National Police Commissioner Jackie Selebi has never been a fan of private security companies.
Some of them, he has said in the past, are nothing more than vigilante groups and he has criticised their use by affluent communities.
It has also concerned him that they have more “men and women under (small) arms than the South African police and the South African National Defence Force” combined.
However, Safety and Security Minister Charles Nqakula disclosed in parliament on Tuesday that the South African Police Service is spending a whopping R3,8-million a month, or R45-million a year, on private security companies.
A total of 145 police premises countrywide have contracted private security firms. These include police stations, police headquarters in Pretoria at R186 637 a month, VIP protection offices in Pretoria and Cape Town, the Commercial Crime Unit in Johannesburg, several training colleges and even a shooting range in Graaff-Reinet.

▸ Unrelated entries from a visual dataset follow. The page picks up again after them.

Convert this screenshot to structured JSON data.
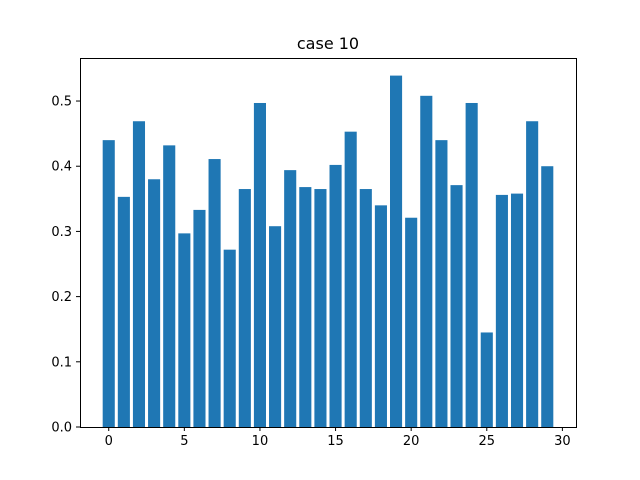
{
  "chart_data": {
    "type": "bar",
    "title": "case 10",
    "xlabel": "",
    "ylabel": "",
    "x": [
      0,
      1,
      2,
      3,
      4,
      5,
      6,
      7,
      8,
      9,
      10,
      11,
      12,
      13,
      14,
      15,
      16,
      17,
      18,
      19,
      20,
      21,
      22,
      23,
      24,
      25,
      26,
      27,
      28,
      29
    ],
    "values": [
      0.44,
      0.353,
      0.469,
      0.38,
      0.432,
      0.297,
      0.333,
      0.411,
      0.272,
      0.365,
      0.497,
      0.308,
      0.394,
      0.368,
      0.365,
      0.402,
      0.453,
      0.365,
      0.34,
      0.539,
      0.321,
      0.508,
      0.44,
      0.371,
      0.497,
      0.145,
      0.356,
      0.358,
      0.469,
      0.4
    ],
    "xlim": [
      -1.9,
      30.9
    ],
    "ylim": [
      0,
      0.566
    ],
    "xticks": [
      0,
      5,
      10,
      15,
      20,
      25,
      30
    ],
    "yticks": [
      0.0,
      0.1,
      0.2,
      0.3,
      0.4,
      0.5
    ],
    "ytick_labels": [
      "0.0",
      "0.1",
      "0.2",
      "0.3",
      "0.4",
      "0.5"
    ],
    "bar_color": "#1f77b4",
    "grid": false,
    "legend": "none"
  }
}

Nqakula said there were two contracts for security services, which would expire in March next year. More than 20 private security companies were involved, including one called the Die Hard Youth, contracted to the police’s Crowd Management Unit in Hazyview at a cost of R15 070 a month.
Other companies include Chubb Protective Services, Protea Security, Anchor Security, Impala Security, Secuforce, Security Wise and Coin Security. The average cost was about R30 000 a month.
The minister disclosed this information in a written reply to a parliamentary question from Democratic Alliance MP Roy Jankielsohn.
“In light of this fact,” asked Jankielsohn in a media statement, “how can the public be expected to have confidence in the SAPS?”
Jankielsohn said that because the government had failed in its responsibility to resource the SAPS properly, “our country’s official protectors cannot even protect themselves from criminals”.
“There is clearly little hope for the average citizen to secure him/ herself against the onslaught of violent criminals if even the VIP Protection Service has to rely on private security companies for protection,” he said.
“Furthermore, the fact that millions of rands are being spent on private security companies means that precious resources are being diverted from where they are most needed, which is to take the fight to criminals on the street,” he said.
“If the government had prioritised the proper resourcing and funding of the SAPS, this ridiculous situation would never have been able to develop.”
“In order for the government to restore public faith in the SAPS, it needs as a matter of urgency to ensure that the SAPS is afforded sufficient resources to protect itself and the citizens it polices.”
However, the SAPS has denied that it hires private companies to guard its members or its premises.
Police spokesperson Lazarus Tlomatsana said these companies dealt only with access control to premises, freeing up police to do the job they were trained to do.
Some of this access control was 24 hours a day, such as at police stations, while some firms merely did access control during office hours, such as at police headquarters.
Tlomatsana said there had been a brouhaha in the past about the wastefulness of using trained police officers to do access control.
Mpumalanga safety and security spokesperson Mpho Gabashane on Tuesday said the SAPS’s aim was “to have all 1 200 police stations in South Africa protected by private security companies”.
The province has put out a tender for a private security company to guard 13 police buildings and compounds so as to free up police officers for police work.
In Pretoria, more than 100 police buildings are already under the protection of private security firms.
Nqakula is overseas and could not be reached for comment. His spokesperson said the ministry would be in a position to respond to media enquiries on Wednesday.